Reviews

Ragtime

Marcia Milgrom Dodge’s revival of Lynn Ahrens, Stephen Flaherty, and Terrence McNally’s brilliant musical is rousing, moving, and trenchant.

Christiane Noll, Ron Bohmer, Robert Petkoff,
and Sarah Rosenthal in Ragtime
(© Joan Marcus)
Christiane Noll, Ron Bohmer, Robert Petkoff,
and Sarah Rosenthal in Ragtime
(© Joan Marcus)

I consider Lynn Ahrens, Stephen Flaherty, and Terrence McNally’s Ragtime, the great American musical of the late 20th Century, and Marcia Milgrim Dodge’s revival of this panoramic look at troubled race relations in a shifting society, now at Broadway’s Neil Simon Theatre, is every bit as rousing, as moving, and as trenchant on the subject of the American melting pot coming to a turbulent boil as any prior production of the show I’ve seen.

In the work, adapted from E.L. Doctorow’s best-selling novel, ragtime music is used as a brilliant metaphor for the seismic change that came over this country at the start of the last century when the artificial barriers separating various masses huddled on these shores began to crack. In 2009, the musical may impress some as even more pertinent than it did on Broadway over a decade ago, with Barack Obama now in the White House. Indeed, Ragtime — in which flags are sometimes waved sincerely and sometimes waved cynically — can count among its abundant achievements the fact that it is deeply, searingly patriotic.

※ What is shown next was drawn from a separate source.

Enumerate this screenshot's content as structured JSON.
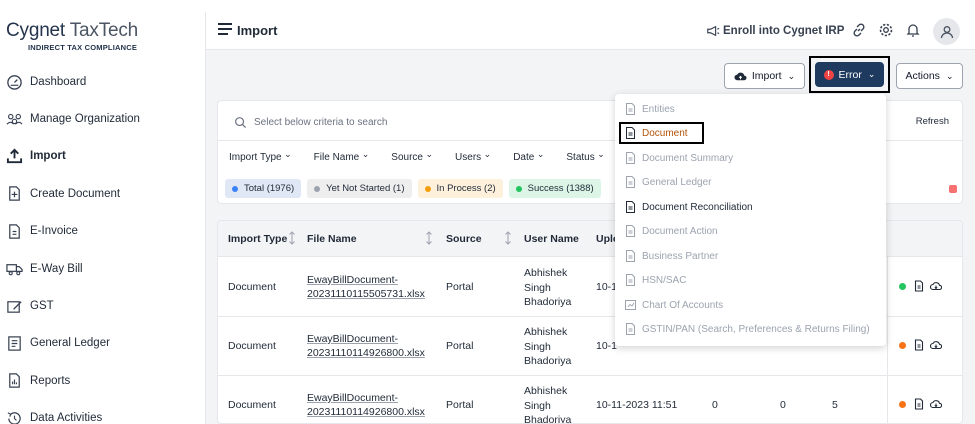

In Doctorow’s breathtakingly ingenious plot, three families — segregated de facto as Ragtime kicks off — begin to interact when Mother, a well-to-do New Rochelle matron (Christiane Noll) impulsively takes in a young Negro woman, Sarah (Stephanie Umoh), and her newborn baby, who are being sought by Sarah’s lover, a pianist named Coalhouse Walker (Quentin Earl Darrington).

Through other bright, immediately believable coincidences, they cross paths on Derek McLane’s remarkably adaptable three-tiered set with recent Jewish immigrant Tateh (Robert Petkoff), who eventually builds cutting silhouettes into a movie-making fortune, as well as such real-life figures as Henry Ford, Booker T. Washington, J. P. Morgan, Emma Goldman, Evelyn Nesbit, and Harry Houdini, whose chain-shucking escapades are only one of the symbols flaunted along with Santo Loquasto’s dazzling (and sometimes symbolically red-white-and-blue) costumes.

There’s no point hammering away at the high quality of the ragtime-infused and heartfelt score (which has undergone only minor revisions since the show’s original Broadway production) or harping on the fact that it has one too many plant-your-feet-on-the-stage-and-declaim anthems.

Likewise, there’s no point to singing the cast’s praises at length, although they uniformly perform with fervor reflecting a nation struggling sometimes thrillingly, sometimes shabbily to attain equilibrium. Among the standouts are Darrington, who has the force of a steam-engine, Noll, who acutely embodies Mother’s pre-feminist determination, and Umoh, Petkoff, and Bobby Steggert (as Mother’s Younger Brother), who brim with joy and pain.